Long before Jamie Reid became the president of A.P. Reid, it was his babysitter. Reid grew up at the brokerage his mother founded: he can remember folding statements on a coffee table at his grandmother’s house when he was 10, and one of his first jobs was with the company. Before becoming president in 2010, he worked in every part of the business: customer service, IT, personal lines, commercial lines—everything. He says this all-purpose education means he can work “all the way down to the granular operational level with our staff and managers.”
Reid has seen—and driven—a lot of change at the Dartmouth company. Since he became a partner in 2000, the staff has grown from about 20 to 63 “ridiculously hard workers.” A.P. Reid made its first Ontario acquisition a few months ago: Robert C. Davis Insurance in Waterdown. They’ve done business with national programs in Ontario and other provinces for years, but the purchase also reflects their home province’s economic reality: more and more Nova Scotians are leaving, bound for Ontario and Alberta. At the same time, A.P. Reid has created and staffed a national service centre in its hometown. “Our goal is to grow nationally, yet provide as much of that service as we can from here at home.”
With insurers dealing with brokers on a largely provincial level, Reid knows “the industry is set up in such a way that it is nearly impossible to do what we’re trying to do, and we feel it every single day.” But he’s undaunted by the challenges of moving into other provinces. “We’re moving forward, we’re going with the plan, and with some extreme push, everybody’s going to come along with us.”

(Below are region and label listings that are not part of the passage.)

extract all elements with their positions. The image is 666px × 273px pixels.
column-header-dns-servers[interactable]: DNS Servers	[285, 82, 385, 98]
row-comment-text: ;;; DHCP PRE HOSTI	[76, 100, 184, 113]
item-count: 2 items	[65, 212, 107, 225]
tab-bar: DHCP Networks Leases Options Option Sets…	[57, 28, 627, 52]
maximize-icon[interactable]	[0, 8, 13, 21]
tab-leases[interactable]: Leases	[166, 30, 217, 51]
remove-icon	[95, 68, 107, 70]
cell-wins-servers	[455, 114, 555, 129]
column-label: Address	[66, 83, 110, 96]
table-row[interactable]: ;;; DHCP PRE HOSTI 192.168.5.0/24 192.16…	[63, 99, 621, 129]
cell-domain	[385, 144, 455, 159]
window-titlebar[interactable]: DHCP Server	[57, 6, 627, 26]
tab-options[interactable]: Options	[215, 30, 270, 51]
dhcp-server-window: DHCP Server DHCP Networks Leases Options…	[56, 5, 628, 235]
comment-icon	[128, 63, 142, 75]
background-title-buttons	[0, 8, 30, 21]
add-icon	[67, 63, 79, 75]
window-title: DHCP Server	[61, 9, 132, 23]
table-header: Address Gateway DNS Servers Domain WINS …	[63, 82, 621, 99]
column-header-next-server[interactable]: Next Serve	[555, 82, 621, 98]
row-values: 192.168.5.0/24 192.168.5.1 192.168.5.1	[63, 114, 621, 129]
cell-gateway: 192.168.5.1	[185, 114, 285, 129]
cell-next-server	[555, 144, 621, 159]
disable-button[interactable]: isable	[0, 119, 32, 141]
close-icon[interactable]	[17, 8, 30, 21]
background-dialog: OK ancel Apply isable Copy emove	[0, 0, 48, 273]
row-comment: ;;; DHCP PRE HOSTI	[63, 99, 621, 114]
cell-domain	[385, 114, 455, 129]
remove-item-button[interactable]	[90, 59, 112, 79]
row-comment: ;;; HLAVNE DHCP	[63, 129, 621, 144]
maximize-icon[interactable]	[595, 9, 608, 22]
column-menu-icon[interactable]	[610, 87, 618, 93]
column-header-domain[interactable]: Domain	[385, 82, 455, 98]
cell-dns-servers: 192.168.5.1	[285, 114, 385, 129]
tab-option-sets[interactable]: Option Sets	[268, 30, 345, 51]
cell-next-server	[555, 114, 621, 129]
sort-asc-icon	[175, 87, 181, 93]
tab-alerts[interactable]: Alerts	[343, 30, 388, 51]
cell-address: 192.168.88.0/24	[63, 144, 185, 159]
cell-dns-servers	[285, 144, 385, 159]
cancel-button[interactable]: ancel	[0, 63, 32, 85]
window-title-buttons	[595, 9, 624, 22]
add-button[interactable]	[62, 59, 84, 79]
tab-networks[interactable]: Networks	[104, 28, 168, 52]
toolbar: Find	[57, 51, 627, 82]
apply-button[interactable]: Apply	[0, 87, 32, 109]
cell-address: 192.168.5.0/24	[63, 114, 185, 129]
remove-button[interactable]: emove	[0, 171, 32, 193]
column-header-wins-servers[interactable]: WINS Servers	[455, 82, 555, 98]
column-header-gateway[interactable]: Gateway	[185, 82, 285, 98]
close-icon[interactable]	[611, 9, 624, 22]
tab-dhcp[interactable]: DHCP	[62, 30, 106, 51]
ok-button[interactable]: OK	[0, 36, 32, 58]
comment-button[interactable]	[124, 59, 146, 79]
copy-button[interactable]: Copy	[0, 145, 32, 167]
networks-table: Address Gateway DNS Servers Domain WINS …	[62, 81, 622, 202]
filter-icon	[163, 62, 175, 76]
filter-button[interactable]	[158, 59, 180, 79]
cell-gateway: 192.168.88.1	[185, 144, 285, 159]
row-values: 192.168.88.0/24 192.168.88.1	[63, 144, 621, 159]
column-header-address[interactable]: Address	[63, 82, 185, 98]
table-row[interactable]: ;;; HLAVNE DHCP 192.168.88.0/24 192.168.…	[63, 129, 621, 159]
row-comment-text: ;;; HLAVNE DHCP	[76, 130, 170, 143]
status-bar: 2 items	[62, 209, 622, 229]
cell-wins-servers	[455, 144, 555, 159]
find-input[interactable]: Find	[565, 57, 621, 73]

Panchali Shah knows now she should have listened to her professor. He told her she’d be well-suited to the brokerage world. So, naturally… she became an underwriter. She lasted only a couple of years at that before she found her true direction in Marsh’s risk management department.
She considers herself fortunate enough to be chosen for a graduate training program, “which at the time was phenomenal.” Whisked off to three different cities with other promising hopefuls, the program taught her “how to think differently about risk, and about how to analyze risk and how to see opportunities in what our clients present to us, and find solutions for them. Because that’s really what we’re doing: finding solutions for our clients, and really being client-focused.”
Years later, and now the mother of twins, she works on large hospitality, railroad and telecom accounts, and she’s travelled numerous times to Europe, London and Bermuda to secure capacity on various insurance programs. Shah says what keeps her motivated and excited about her work “is putting complex placements together. You know, the actual deal itself. So the more challenging the placement, the more complex the market conditions—or the industry for that matter—the greater the satisfaction there is when you finally put it together.”